Once you've mastered these most basic, core "principles," what happens?
- You can create new dishes. Given chicken wings and a bottle of Coke, you'd think: chicken is meat, it needs flavor; Coke is sweet, and heating it will make it viscous. So, I can combine them to create "Coke Chicken Wings." You don't need a recipe because you can "derive" one yourself.
- You can adapt flexibly. If you don't have cooking wine, you know you can use white wine or beer instead, because their core function is to remove fishiness and add aroma. If you don't have soy sauce A, you can use soy sauce B, because you know the core role of soy sauce here is to provide saltiness and savory flavor.
- Learning efficiency is extremely high. You don't need to memorize 1000 recipes; you only need to master dozens of core principles to handle thousands of ingredient combinations.
Bringing this back to learning: Learning with "first principles" isn't about solving 100 problems on "parabolas"; it's about truly understanding: What is the definition of a parabola? Where does its equation come from? What do fundamental elements like the focus and directrix actually mean?

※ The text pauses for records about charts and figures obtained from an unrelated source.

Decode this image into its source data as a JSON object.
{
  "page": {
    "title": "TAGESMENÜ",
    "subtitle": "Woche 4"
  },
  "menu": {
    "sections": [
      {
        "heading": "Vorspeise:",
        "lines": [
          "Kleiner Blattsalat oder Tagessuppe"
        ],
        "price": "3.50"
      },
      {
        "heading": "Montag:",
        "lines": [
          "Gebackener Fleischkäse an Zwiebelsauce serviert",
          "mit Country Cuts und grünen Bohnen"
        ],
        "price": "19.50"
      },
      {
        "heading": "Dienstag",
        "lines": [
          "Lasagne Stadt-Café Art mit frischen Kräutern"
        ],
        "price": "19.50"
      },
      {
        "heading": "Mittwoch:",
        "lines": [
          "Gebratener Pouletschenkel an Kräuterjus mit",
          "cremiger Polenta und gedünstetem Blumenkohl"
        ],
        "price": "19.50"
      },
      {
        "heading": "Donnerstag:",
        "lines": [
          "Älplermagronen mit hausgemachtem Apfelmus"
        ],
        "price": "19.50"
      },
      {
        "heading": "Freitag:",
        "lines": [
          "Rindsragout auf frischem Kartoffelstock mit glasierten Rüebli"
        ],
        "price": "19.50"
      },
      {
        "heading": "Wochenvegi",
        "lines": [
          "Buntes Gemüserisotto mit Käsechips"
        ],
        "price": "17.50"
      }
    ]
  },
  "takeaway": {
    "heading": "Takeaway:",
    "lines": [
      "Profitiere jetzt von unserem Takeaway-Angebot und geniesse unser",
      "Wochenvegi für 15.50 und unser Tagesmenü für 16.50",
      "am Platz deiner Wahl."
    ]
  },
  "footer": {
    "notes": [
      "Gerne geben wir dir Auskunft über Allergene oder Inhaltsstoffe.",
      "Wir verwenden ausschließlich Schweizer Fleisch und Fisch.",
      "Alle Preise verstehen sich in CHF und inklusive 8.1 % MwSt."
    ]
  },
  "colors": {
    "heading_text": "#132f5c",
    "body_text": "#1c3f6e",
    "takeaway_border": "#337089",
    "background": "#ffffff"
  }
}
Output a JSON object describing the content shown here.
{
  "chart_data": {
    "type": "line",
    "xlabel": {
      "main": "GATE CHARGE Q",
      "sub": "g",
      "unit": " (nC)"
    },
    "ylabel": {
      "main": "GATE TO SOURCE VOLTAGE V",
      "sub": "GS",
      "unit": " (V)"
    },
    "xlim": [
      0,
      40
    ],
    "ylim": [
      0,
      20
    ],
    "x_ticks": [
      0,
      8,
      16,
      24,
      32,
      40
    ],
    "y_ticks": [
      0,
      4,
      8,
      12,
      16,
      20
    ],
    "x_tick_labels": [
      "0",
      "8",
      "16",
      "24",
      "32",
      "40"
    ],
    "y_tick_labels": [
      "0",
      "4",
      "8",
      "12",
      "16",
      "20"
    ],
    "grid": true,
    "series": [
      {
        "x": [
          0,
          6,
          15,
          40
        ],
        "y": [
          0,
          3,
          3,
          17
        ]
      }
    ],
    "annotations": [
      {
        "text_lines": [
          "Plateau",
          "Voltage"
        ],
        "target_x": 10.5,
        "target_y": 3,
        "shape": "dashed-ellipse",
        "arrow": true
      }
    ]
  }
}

Once you've thoroughly grasped these foundational axioms, definitions, and theorems, any problem about parabolas will simply appear as a combination of basic elements to you. You'll no longer need to memorize "this problem type uses method A" or "that problem type uses approach B"; instead, you can calmly take out your most basic tools and "assemble" a solution path on the spot.
In essence, first principles thinking transforms you from a "skilled problem-solver" into an "engineer who understands the principles." It empowers you to solve problems you've never encountered before, which is the true purpose of learning and the only way out of the bottomless pit of "drill practice."